1.1 The Flight of the Penguin
Allen Lane died in 1970. Shortly before his death, as the founder of Penguin Books, he met with some of Britain’s leading academics to propose that a consortium of British universities acquire Penguin Books. Penguin published everything from crime thrillers to Penguin Classics, including Pelican (non-fiction), Peregrine (first editions), Puffin (children’s books) and the hardback Allen Lane imprint. By 1970 Penguin was as popular a national institution as the BBC.
Lane's was an early attempt to link two different types of knowledge institution: popular but serious publishing and learned but modernising universities. It came to nothing. The university sector at that time was incapable of making use of the popular reach, industrial resources and global reputation of the firm that had so astoundingly democratised the reading public. The idea of a great publishing venture as a university did not accord with universities' self-conception. Indeed, the day after Lane’s death, Penguin was sold to another media giant, Pearson; it would later be internationalised as part of Penguin Random House.

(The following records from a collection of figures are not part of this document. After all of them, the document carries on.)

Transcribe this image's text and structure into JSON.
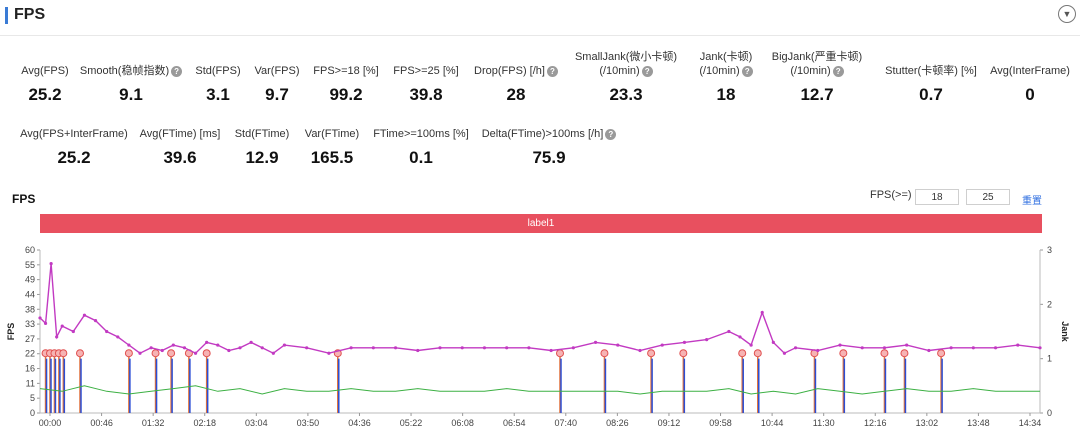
{
  "header": {
    "title": "FPS",
    "toggle_icon": "chevron-down-icon"
  },
  "metrics_row1": [
    {
      "label": "Avg(FPS)",
      "value": "25.2",
      "help": false
    },
    {
      "label": "Smooth(稳帧指数)",
      "value": "9.1",
      "help": true
    },
    {
      "label": "Std(FPS)",
      "value": "3.1",
      "help": false
    },
    {
      "label": "Var(FPS)",
      "value": "9.7",
      "help": false
    },
    {
      "label": "FPS>=18 [%]",
      "value": "99.2",
      "help": false
    },
    {
      "label": "FPS>=25 [%]",
      "value": "39.8",
      "help": false
    },
    {
      "label": "Drop(FPS) [/h]",
      "value": "28",
      "help": true
    },
    {
      "label": "SmallJank(微小卡顿)",
      "label2": "(/10min)",
      "value": "23.3",
      "help": true
    },
    {
      "label": "Jank(卡顿)",
      "label2": "(/10min)",
      "value": "18",
      "help": true
    },
    {
      "label": "BigJank(严重卡顿)",
      "label2": "(/10min)",
      "value": "12.7",
      "help": true
    },
    {
      "label": "Stutter(卡顿率) [%]",
      "value": "0.7",
      "help": false
    },
    {
      "label": "Avg(InterFrame)",
      "value": "0",
      "help": false
    }
  ],
  "metrics_row2": [
    {
      "label": "Avg(FPS+InterFrame)",
      "value": "25.2",
      "help": false
    },
    {
      "label": "Avg(FTime) [ms]",
      "value": "39.6",
      "help": false
    },
    {
      "label": "Std(FTime)",
      "value": "12.9",
      "help": false
    },
    {
      "label": "Var(FTime)",
      "value": "165.5",
      "help": false
    },
    {
      "label": "FTime>=100ms [%]",
      "value": "0.1",
      "help": false
    },
    {
      "label": "Delta(FTime)>100ms [/h]",
      "value": "75.9",
      "help": true
    }
  ],
  "chart_controls": {
    "title": "FPS",
    "filter_label": "FPS(>=)",
    "threshold_1": "18",
    "threshold_2": "25",
    "reset_label": "重置"
  },
  "label_bar": {
    "text": "label1"
  },
  "chart_data": {
    "type": "line",
    "ylabel": "FPS",
    "y2label": "Jank",
    "y_ticks": [
      "0",
      "5",
      "11",
      "16",
      "22",
      "27",
      "33",
      "38",
      "44",
      "49",
      "55",
      "60"
    ],
    "y2_ticks": [
      "0",
      "1",
      "2",
      "3"
    ],
    "x_ticks": [
      "00:00",
      "00:46",
      "01:32",
      "02:18",
      "03:04",
      "03:50",
      "04:36",
      "05:22",
      "06:08",
      "06:54",
      "07:40",
      "08:26",
      "09:12",
      "09:58",
      "10:44",
      "11:30",
      "12:16",
      "13:02",
      "13:48",
      "14:34"
    ],
    "ylim": [
      0,
      60
    ],
    "y2lim": [
      0,
      3
    ],
    "xlim_seconds": [
      0,
      900
    ],
    "series": [
      {
        "color": "#c23ac2",
        "x": [
          0,
          5,
          10,
          15,
          20,
          30,
          40,
          50,
          60,
          70,
          80,
          90,
          100,
          110,
          120,
          130,
          140,
          150,
          160,
          170,
          180,
          190,
          200,
          210,
          220,
          240,
          260,
          280,
          300,
          320,
          340,
          360,
          380,
          400,
          420,
          440,
          460,
          480,
          500,
          520,
          540,
          560,
          580,
          600,
          620,
          630,
          640,
          650,
          660,
          670,
          680,
          700,
          720,
          740,
          760,
          780,
          800,
          820,
          840,
          860,
          880,
          900
        ],
        "values": [
          35,
          33,
          55,
          28,
          32,
          30,
          36,
          34,
          30,
          28,
          25,
          22,
          24,
          23,
          25,
          24,
          22,
          26,
          25,
          23,
          24,
          26,
          24,
          22,
          25,
          24,
          22,
          24,
          24,
          24,
          23,
          24,
          24,
          24,
          24,
          24,
          23,
          24,
          26,
          25,
          23,
          25,
          26,
          27,
          30,
          28,
          25,
          37,
          26,
          22,
          24,
          23,
          25,
          24,
          24,
          25,
          23,
          24,
          24,
          24,
          25,
          24
        ]
      },
      {
        "color": "#3cb043",
        "x": [
          0,
          20,
          40,
          60,
          80,
          100,
          120,
          140,
          160,
          180,
          200,
          220,
          240,
          260,
          280,
          300,
          320,
          340,
          360,
          380,
          400,
          420,
          440,
          460,
          480,
          500,
          520,
          540,
          560,
          580,
          600,
          620,
          640,
          660,
          680,
          700,
          720,
          740,
          760,
          780,
          800,
          820,
          840,
          860,
          880,
          900
        ],
        "values": [
          9,
          8,
          10,
          8,
          7,
          8,
          9,
          10,
          8,
          9,
          7,
          9,
          8,
          8,
          9,
          8,
          8,
          9,
          8,
          8,
          8,
          9,
          8,
          8,
          8,
          8,
          8,
          7,
          8,
          8,
          8,
          9,
          7,
          8,
          7,
          9,
          8,
          7,
          8,
          9,
          8,
          8,
          9,
          8,
          8,
          8
        ]
      }
    ],
    "jank_points_seconds": [
      5,
      9,
      13,
      17,
      21,
      36,
      80,
      104,
      118,
      134,
      150,
      268,
      468,
      508,
      550,
      579,
      632,
      646,
      697,
      723,
      760,
      778,
      811
    ]
  }
}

The opportunity was lost for universities to lead the transformation of knowledge institutions from closed cloisters to open and globally-networked competitors in knowledge services. It took another generation and the emergence of digital and internet technologies to force that change; eventually making universities an integrated (if specially protected) part of creative, knowledge and service economies, in which environment they are by no means the dominant players.

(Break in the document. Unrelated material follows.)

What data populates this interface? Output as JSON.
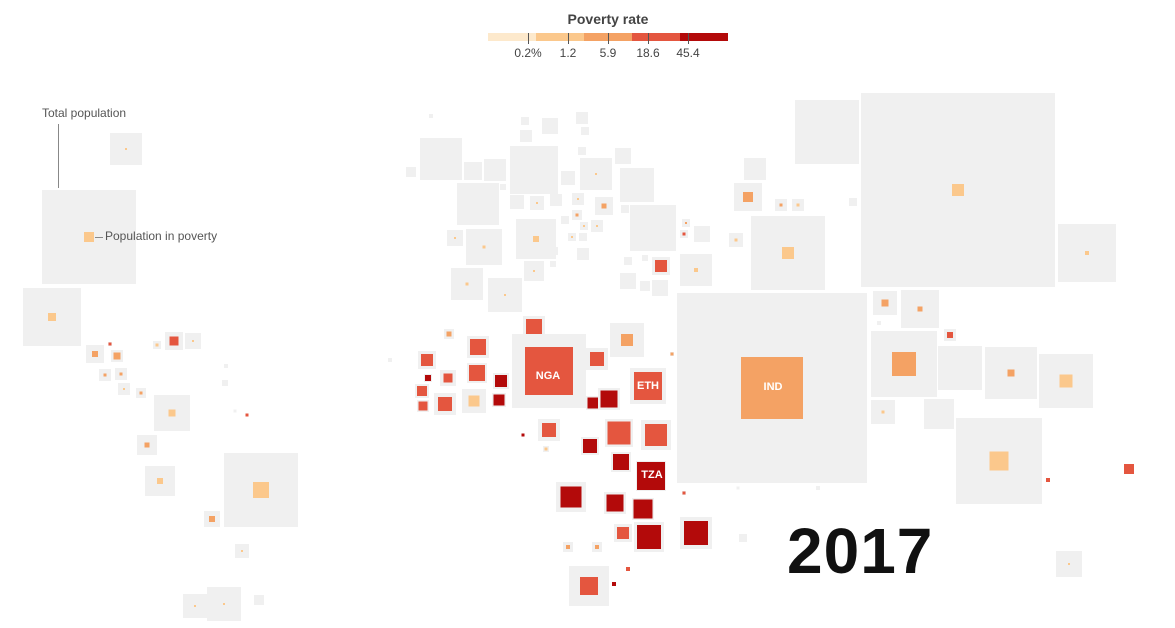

In 2012, Pearson withdrew from trade publishing and began the divestiture of Penguin that would be completed by 2017. In January 2018, a distressed Pearson announced yet another cost-cutting venture, including a near-terminal retreat from the field of content production.
So, has Allen Lane's dying initiative now come full circle? Might universities lift the pace in rethinking their embrace of a more open and competitive knowledge role? Could they even be major players in the creative, knowledge and service economies?
1.2 The Moondyne Manifesto
In April 2018, thirteen of us from around Australia and the world gathered, with only the local kangaroos for company, in a secluded venue deep in the Moondyne Valley, an hour or so east of Perth, to think about the future of the university as an open knowledge institution. This book is the product of that thinking. It represents a consensus view from some distinct perspectives – research professors, open knowledge advocates, science communicators, economists, publishers, high-level university administrators, librarians and others – towards a diagnosis of what the problem is, and what we might do to fix it.
This book advocates for universities to become Open Knowledge Institutions which institutionalise our world's creative diversity in order to contribute to the stock of common knowledge.
Universities operating as open knowledge institutions act with principles of openness at their centre. We advocate for universities to work with the broader community to generate shared knowledge resources that work for the broader benefit of all of humanity. We advocate that universities adopt transparent protocols for the creation, use and governance of these shared resources.